Lei si acciglia, come se non mi credesse. È così buffa quando si arrabbia: probabilmente è per questo che non riesco a smettere di farla irritare.

«Ti stupisce così tanto il fatto che mi piacerebbe conoscerti meglio?»
«Be'... da quando lavori per mia madre non hai fatto altro che stupirmi.»
«Davvero?»
«Sì. Diciamo che sei... meno irritante di quanto io pensassi» e di nuovo il sorrisetto sghembo di prima si fa spazio sul suo viso.

Scuoto la testa, e scoppio a ridere.

Incrocio le braccia al petto: le macchine non si muovono più, e credo che dovremo restare qualche minuto fermi. Giro la testa e la guardo.

«Allora, dimmi questa cosa dello studio» insisto, mentre lei mi fissa con la bocca spalancata.

Chiude la bocca e si stringe le braccia al petto, quasi come se avesse freddo.

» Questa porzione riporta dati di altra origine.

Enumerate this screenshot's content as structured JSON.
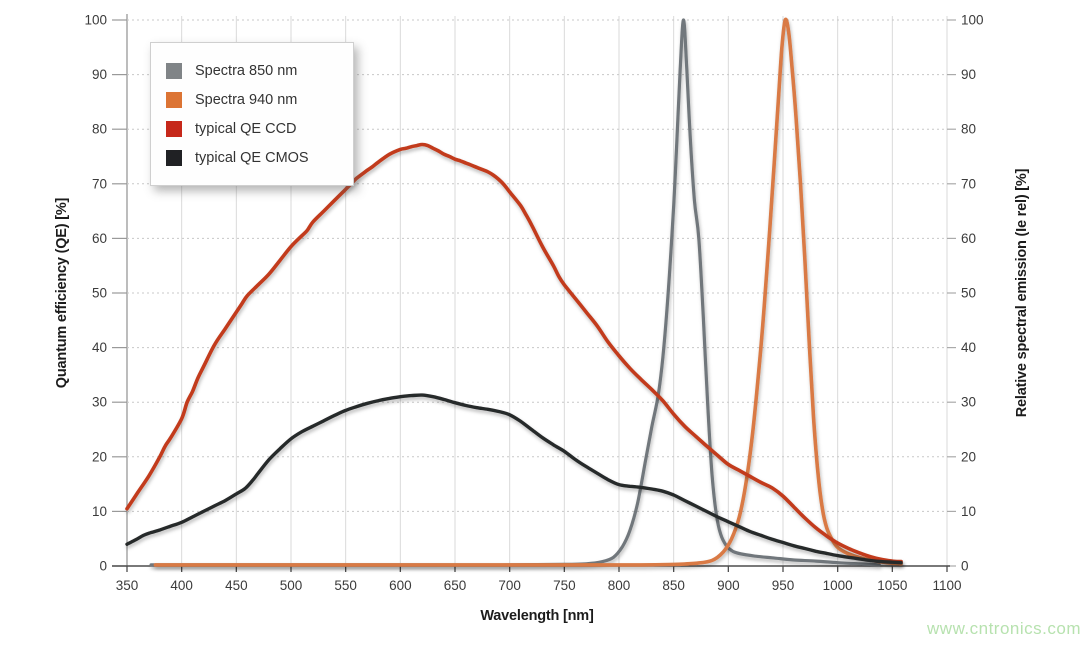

«Qualche anno fa lo studio era una distrazione. Mi aiutava a non pensare... a pensare ad altro del fatto che... insomma le cose in famiglia non andavano bene. Ora non è più così. Lo studio mi ruba tutto il mio tempo e sinceramente sono esausta» il suo sguardo è fisso sul vetro del finestrino, e riesco a vedere che si sta mordendo il labbro.

Confidarsi con me non le sta vendendo facile, ma il fatto che lo stia facendo lo stesso mi provoca una sensazione strana: più o meno come quando stai sott'acqua e risali in superficie per prendere una boccata d'aria.

Questa volta si gira verso di me e mi guarda negli occhi: «Però c'è un'università di lettere a Parigi, e andarci è sempre stato il mio sogno. Per questo studio come una dannata: loro accettano solo i migliori, e costa molto. Mio padre mi ha promesso di pagare tutto per me, ma ovviamente in cambio devo essere la figlia perfetta» sorride amaramente.

Sono incuriosito da come i suoi occhi si sono accesi quando ha parlato del suo "sogno".

«Quindi il tuo sogno è andare all'università?»
«Ho tanti sogni, ma sì, Sherlock: andare all'università e uno di loro» mi sorride, mostrando i suoi denti bianchi, «E tu? Qual'è il tuo sogno?»
«Io... non lo so» faccio le spallucce, ancora ipnotizzato dal modo in cui mi ha sorriso.